In Decoded Pregnancy, however, the articles often deal with statistics. My "Probability of Becoming Pregnant with Twins" mainly relies on the USA's statistics for multiple births for mothers of different age groups or ethnic backgrounds.
Later I publicized that article in my DeHaan Services blog, where "The Canadian Chance of Being Pregnant with Twins" added statistics from a professor at the University of British Columbia. (I like to include a Canadian twist to my DeHaan Services articles so I can promote them on ZoomIt...but that's another writing tip).

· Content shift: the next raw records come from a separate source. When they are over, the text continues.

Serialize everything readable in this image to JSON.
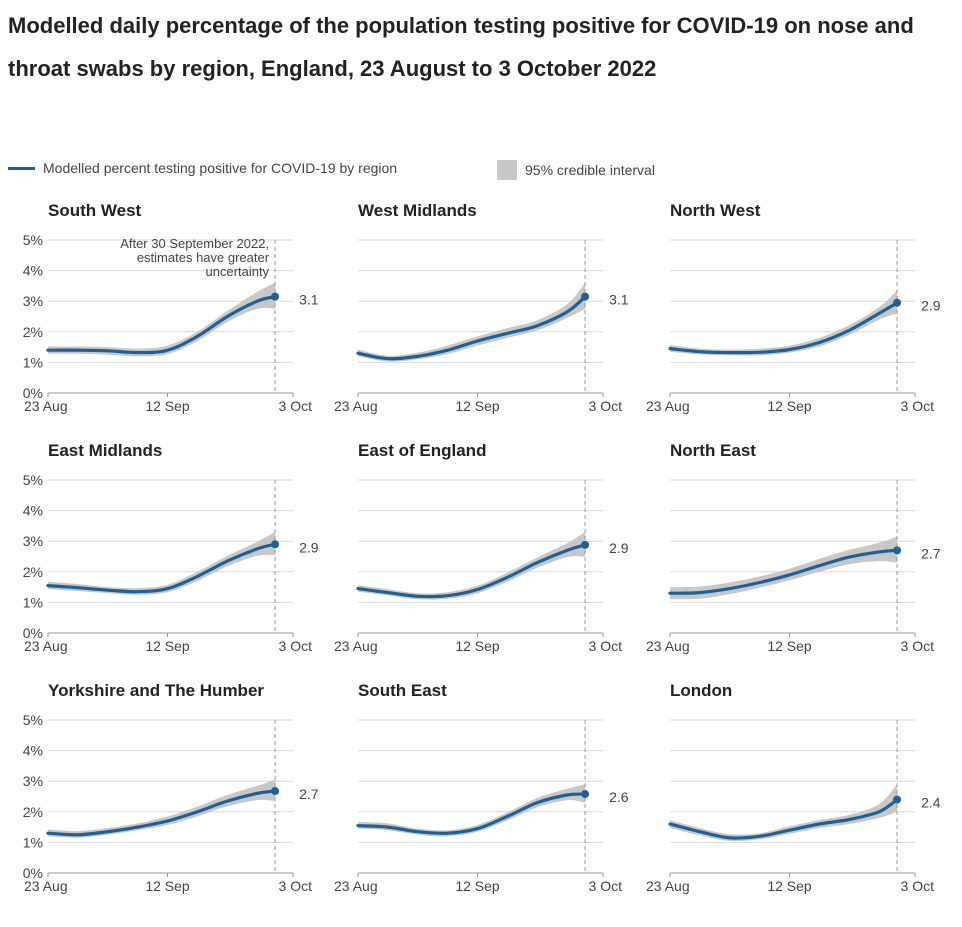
{
  "title": "Modelled daily percentage of the population testing positive for COVID-19 on nose and throat swabs by region, England, 23 August to 3 October 2022",
  "legend": {
    "line_label": "Modelled percent testing positive for COVID-19 by region",
    "band_label": "95% credible interval"
  },
  "colors": {
    "line": "#206095",
    "band": "#c8c8c8",
    "axis": "#999999",
    "grid": "#d9d9d9",
    "text": "#444444"
  },
  "annotation": "After 30 September 2022, estimates have greater uncertainty",
  "chart_data": [
    {
      "type": "line",
      "title": "South West",
      "value_label": "3.1",
      "ylim": [
        0,
        5
      ],
      "yticks": [
        "0%",
        "1%",
        "2%",
        "3%",
        "4%",
        "5%"
      ],
      "xticks": [
        "23 Aug",
        "12 Sep",
        "3 Oct"
      ],
      "x": [
        "23 Aug",
        "28 Aug",
        "2 Sep",
        "7 Sep",
        "12 Sep",
        "17 Sep",
        "22 Sep",
        "27 Sep",
        "30 Sep"
      ],
      "values": [
        1.4,
        1.4,
        1.38,
        1.32,
        1.4,
        1.85,
        2.5,
        3.0,
        3.15
      ],
      "lower": [
        1.28,
        1.28,
        1.25,
        1.2,
        1.27,
        1.7,
        2.32,
        2.75,
        2.75
      ],
      "upper": [
        1.52,
        1.52,
        1.5,
        1.45,
        1.55,
        2.0,
        2.68,
        3.3,
        3.6
      ]
    },
    {
      "type": "line",
      "title": "West Midlands",
      "value_label": "3.1",
      "ylim": [
        0,
        5
      ],
      "yticks": [
        "0%",
        "1%",
        "2%",
        "3%",
        "4%",
        "5%"
      ],
      "xticks": [
        "23 Aug",
        "12 Sep",
        "3 Oct"
      ],
      "x": [
        "23 Aug",
        "28 Aug",
        "2 Sep",
        "7 Sep",
        "12 Sep",
        "17 Sep",
        "22 Sep",
        "27 Sep",
        "30 Sep"
      ],
      "values": [
        1.3,
        1.12,
        1.2,
        1.4,
        1.7,
        1.95,
        2.2,
        2.65,
        3.15
      ],
      "lower": [
        1.2,
        1.03,
        1.1,
        1.27,
        1.55,
        1.8,
        2.05,
        2.45,
        2.75
      ],
      "upper": [
        1.42,
        1.22,
        1.32,
        1.55,
        1.85,
        2.12,
        2.38,
        2.9,
        3.6
      ]
    },
    {
      "type": "line",
      "title": "North West",
      "value_label": "2.9",
      "ylim": [
        0,
        5
      ],
      "yticks": [
        "0%",
        "1%",
        "2%",
        "3%",
        "4%",
        "5%"
      ],
      "xticks": [
        "23 Aug",
        "12 Sep",
        "3 Oct"
      ],
      "x": [
        "23 Aug",
        "28 Aug",
        "2 Sep",
        "7 Sep",
        "12 Sep",
        "17 Sep",
        "22 Sep",
        "27 Sep",
        "30 Sep"
      ],
      "values": [
        1.45,
        1.35,
        1.32,
        1.33,
        1.42,
        1.65,
        2.05,
        2.6,
        2.95
      ],
      "lower": [
        1.35,
        1.26,
        1.23,
        1.23,
        1.32,
        1.52,
        1.9,
        2.4,
        2.6
      ],
      "upper": [
        1.57,
        1.45,
        1.42,
        1.45,
        1.55,
        1.8,
        2.22,
        2.8,
        3.35
      ]
    },
    {
      "type": "line",
      "title": "East Midlands",
      "value_label": "2.9",
      "ylim": [
        0,
        5
      ],
      "yticks": [
        "0%",
        "1%",
        "2%",
        "3%",
        "4%",
        "5%"
      ],
      "xticks": [
        "23 Aug",
        "12 Sep",
        "3 Oct"
      ],
      "x": [
        "23 Aug",
        "28 Aug",
        "2 Sep",
        "7 Sep",
        "12 Sep",
        "17 Sep",
        "22 Sep",
        "27 Sep",
        "30 Sep"
      ],
      "values": [
        1.55,
        1.48,
        1.4,
        1.35,
        1.45,
        1.85,
        2.35,
        2.75,
        2.9
      ],
      "lower": [
        1.43,
        1.37,
        1.3,
        1.25,
        1.33,
        1.7,
        2.18,
        2.52,
        2.55
      ],
      "upper": [
        1.68,
        1.6,
        1.5,
        1.47,
        1.58,
        2.0,
        2.52,
        2.98,
        3.3
      ]
    },
    {
      "type": "line",
      "title": "East of England",
      "value_label": "2.9",
      "ylim": [
        0,
        5
      ],
      "yticks": [
        "0%",
        "1%",
        "2%",
        "3%",
        "4%",
        "5%"
      ],
      "xticks": [
        "23 Aug",
        "12 Sep",
        "3 Oct"
      ],
      "x": [
        "23 Aug",
        "28 Aug",
        "2 Sep",
        "7 Sep",
        "12 Sep",
        "17 Sep",
        "22 Sep",
        "27 Sep",
        "30 Sep"
      ],
      "values": [
        1.45,
        1.32,
        1.2,
        1.22,
        1.42,
        1.82,
        2.3,
        2.7,
        2.88
      ],
      "lower": [
        1.35,
        1.23,
        1.1,
        1.12,
        1.3,
        1.68,
        2.13,
        2.48,
        2.5
      ],
      "upper": [
        1.57,
        1.43,
        1.3,
        1.33,
        1.55,
        1.97,
        2.47,
        2.93,
        3.3
      ]
    },
    {
      "type": "line",
      "title": "North East",
      "value_label": "2.7",
      "ylim": [
        0,
        5
      ],
      "yticks": [
        "0%",
        "1%",
        "2%",
        "3%",
        "4%",
        "5%"
      ],
      "xticks": [
        "23 Aug",
        "12 Sep",
        "3 Oct"
      ],
      "x": [
        "23 Aug",
        "28 Aug",
        "2 Sep",
        "7 Sep",
        "12 Sep",
        "17 Sep",
        "22 Sep",
        "27 Sep",
        "30 Sep"
      ],
      "values": [
        1.3,
        1.32,
        1.45,
        1.65,
        1.9,
        2.2,
        2.48,
        2.65,
        2.7
      ],
      "lower": [
        1.1,
        1.12,
        1.27,
        1.48,
        1.72,
        2.0,
        2.25,
        2.35,
        2.3
      ],
      "upper": [
        1.5,
        1.52,
        1.65,
        1.85,
        2.1,
        2.42,
        2.72,
        2.95,
        3.15
      ]
    },
    {
      "type": "line",
      "title": "Yorkshire and The Humber",
      "value_label": "2.7",
      "ylim": [
        0,
        5
      ],
      "yticks": [
        "0%",
        "1%",
        "2%",
        "3%",
        "4%",
        "5%"
      ],
      "xticks": [
        "23 Aug",
        "12 Sep",
        "3 Oct"
      ],
      "x": [
        "23 Aug",
        "28 Aug",
        "2 Sep",
        "7 Sep",
        "12 Sep",
        "17 Sep",
        "22 Sep",
        "27 Sep",
        "30 Sep"
      ],
      "values": [
        1.3,
        1.25,
        1.35,
        1.5,
        1.7,
        2.0,
        2.35,
        2.6,
        2.68
      ],
      "lower": [
        1.2,
        1.15,
        1.25,
        1.4,
        1.57,
        1.85,
        2.18,
        2.38,
        2.35
      ],
      "upper": [
        1.42,
        1.37,
        1.47,
        1.62,
        1.85,
        2.17,
        2.55,
        2.85,
        3.05
      ]
    },
    {
      "type": "line",
      "title": "South East",
      "value_label": "2.6",
      "ylim": [
        0,
        5
      ],
      "yticks": [
        "0%",
        "1%",
        "2%",
        "3%",
        "4%",
        "5%"
      ],
      "xticks": [
        "23 Aug",
        "12 Sep",
        "3 Oct"
      ],
      "x": [
        "23 Aug",
        "28 Aug",
        "2 Sep",
        "7 Sep",
        "12 Sep",
        "17 Sep",
        "22 Sep",
        "27 Sep",
        "30 Sep"
      ],
      "values": [
        1.55,
        1.5,
        1.35,
        1.3,
        1.45,
        1.85,
        2.3,
        2.55,
        2.58
      ],
      "lower": [
        1.45,
        1.4,
        1.25,
        1.2,
        1.35,
        1.72,
        2.15,
        2.38,
        2.3
      ],
      "upper": [
        1.67,
        1.62,
        1.45,
        1.4,
        1.57,
        1.98,
        2.45,
        2.75,
        2.9
      ]
    },
    {
      "type": "line",
      "title": "London",
      "value_label": "2.4",
      "ylim": [
        0,
        5
      ],
      "yticks": [
        "0%",
        "1%",
        "2%",
        "3%",
        "4%",
        "5%"
      ],
      "xticks": [
        "23 Aug",
        "12 Sep",
        "3 Oct"
      ],
      "x": [
        "23 Aug",
        "28 Aug",
        "2 Sep",
        "7 Sep",
        "12 Sep",
        "17 Sep",
        "22 Sep",
        "27 Sep",
        "30 Sep"
      ],
      "values": [
        1.6,
        1.35,
        1.15,
        1.2,
        1.4,
        1.6,
        1.75,
        2.0,
        2.4
      ],
      "lower": [
        1.47,
        1.23,
        1.05,
        1.1,
        1.28,
        1.47,
        1.6,
        1.8,
        2.0
      ],
      "upper": [
        1.73,
        1.47,
        1.27,
        1.3,
        1.53,
        1.73,
        1.9,
        2.25,
        2.9
      ]
    }
  ]
}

Gestational Age or Embryonic Age: a Small but Vital Difference
Ectopic Pregnancy in the USA, Canada and the World
When I publicized both the age calculation and ectopic pregnancy articles in DeHaan Services ("A Pair of Articles about Math for Pregnancy"), I added some Canadian statistics.
One Writing Tip from Three Pregnancy Articles
The editor and publisher at Decoded Pregnancy want to include my articles that relate math and pregnancy. However, my usual explanations and examples of math formulae and calculations do not apply to many pregnancy situations.
Although one could argue that a discussion of statistical likelihood for medical conditions is more about "epidemiology" than mathematics, nonetheless it seems to be important for Decoded Pregnancy readers. Sometimes there is a simple formula; but not often. (For example, I did not find a formula for the probability of ectopic pregnancy by age or racial background).
You could, of course, decide to avoid a publication that cannot use your particular approach. That's a lot better than doing a bad job!
But if you can find a way to satisfy readers in a niche that sits outside your comfort zone, that's even better.
I approach many of my articles for Decoded Pregnancy with two questions. First: Is this topic worth covering, that those readers could find useful? Second: What is the right approach for this topic? (In my case, should I present computations or statistics)?
Thanks for reading about these pregnancy articles; have I decoded a useful writing tip today?